The coronavirus pandemic shows that the dissemination of useful, reliable and pertinent articles and papers is difficult but extremely crucial to medical research.
The medical field is very broad, and we would like users - whether its other medical researchers, doctors, or even the press - to get a good sense of what the current state of the art research is.
Currently, the medical preprint servers such as medRxiv have simple but barebones interfaces to find the latest and most interesting research papers. We would like to improve upon this system to give researchers and the public a richer interface to find articles.
In this project, we would like to introduce a personalized recommendation system for medical research articles, especially for COVID-19 research.
Users can explore our site and mark interesting articles on the homepage using the favorites button. Then, after marking certain articles of interest, the user may visit the recommendations page to simulate the arrival of new articles. These new recommendations would suggest similar and relevant papers, selected from a large pool of articles.
These news recommendations are dynamic and are based on two machine learning algorithms: TF-IDF and SVM. Periodically, the server will retrain each individual’s recommendation model to reflect the individual’s new favorites and preferences.
We started out by working with the medRxiv site, a medical-preprint server, to query article metadata and PDFs. We built a system to automate the downloads of these files and convert these research articles (PDF) to text files to process downstream.
Next, we worked on a system to convert the research articles, in text form, into a vector. This algorithm, TF-IDF, creates a content vector of a document, which provides a compressed summary of the articles using the frequency of words. By converting text into a numerical vector, we can run standard machine learning algorithms on these new features.
Then, for each user, we trained a Support Vector Machine (SVM) classifier based on the user’s favorite articles to predict and suggest new potential “favorites” to the user. The SVM classifier uses a TF-IDF representation of each article to make a prediction, and outputs the probability of an article being a potential “favorite”.
We created a simple frontend to expose our content recommendation system to the end-user. This frontend includes a flask server, which initiates the training and also the evaluations of SVMs. For our database, we used AirTable as a simple table database. When the user selects their favorites, these articles are added to the user's corresponding row in the AirTable. When the user requests for recommendations, we retrain the user model and generate new results using the SVM.

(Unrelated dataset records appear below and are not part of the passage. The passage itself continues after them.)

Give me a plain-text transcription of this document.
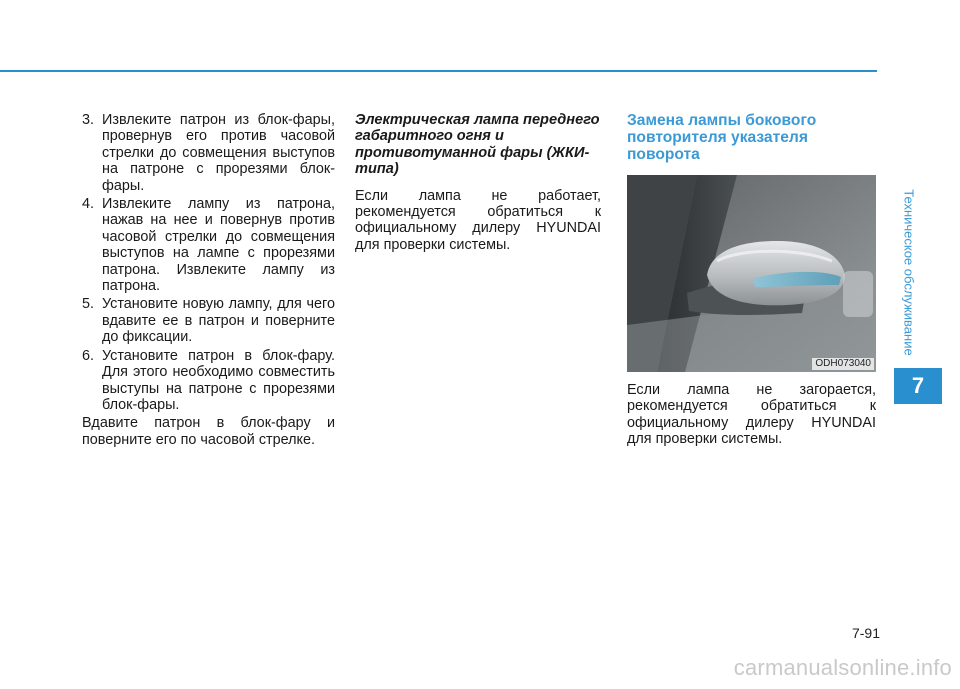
3. Извлеките патрон из блок-фары, провернув его против часовой стрелки до совмещения выступов на патроне с прорезями блок-фары.
4. Извлеките лампу из патрона, нажав на нее и повернув против часовой стрелки до совмещения выступов на лампе с прорезями патрона. Извлеките лампу из патрона.
5. Установите новую лампу, для чего вдавите ее в патрон и поверните до фиксации.
6. Установите патрон в блок-фару. Для этого необходимо совместить выступы на патроне с прорезями блок-фары.

Вдавите патрон в блок-фару и поверните его по часовой стрелке.

Электрическая лампа переднего габаритного огня и противотуманной фары (ЖКИ-типа)

Если лампа не работает, рекомендуется обратиться к официальному дилеру HYUNDAI для проверки системы.

Замена лампы бокового повторителя указателя поворота
ODH073040

Если лампа не загорается, рекомендуется обратиться к официальному дилеру HYUNDAI для проверки системы.

Техническое обслуживание
7
7-91
carmanualsonline.info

We ran into many challenges that we had not anticipated.
In the beginning, we had difficulty working with the medRxiv api and the extraction of PDFs from the site. We put together a temporary solution, which involved scraping the medRxiv site for a preliminary corpus of PDFs. We learned a lot about using BeautifulSoup and made good use of the Python requests library. We obtained a total of 400 PDFs into total for the final prototype.
We also ran into many issues with setting up the TF-IDF and SVM system. At first, we did not clean the PDF-to-text files to remove numerical tables and other unicode symbols. This caused our vectorizer to include tokens that were not English words, but rather, numbers and floats. Since these characters don’t carry any semantic meaning, we removed these symbols to prevent them from skewing our content vectors. We solved this by integrating a Regular Expression to filter out non alphabetical characters.
For the SVM, we had trouble integrating our database with the vector dimensions it requires. To solve this problem, we had to create a pipeline to effectively translate to and from the models input and outputs. We also had to tweak the SVM several times. One parameter we set was content weighting. Since there are way less favorites than non-favorites in our dataset, we had to make sure that the favorites are given more weight in the model. Before the adjustment, our model would never mark any item as a favorite in our testing dataset.
We would like to add the following features:
Comments for different research papers can liven up the database with discussions, but also be used to identify trending articles. Articles with a high engagement factor can be given preference over other articles.
So far, we only made our recommendations based on each user’s preferences - that is a form of content-based filtering. With collaborative filtering, we not only look at each user’s preferences, but also other similar user’s. This allows us to “cross-recommend” between different users, which allows for more novel and meaningful recommendations.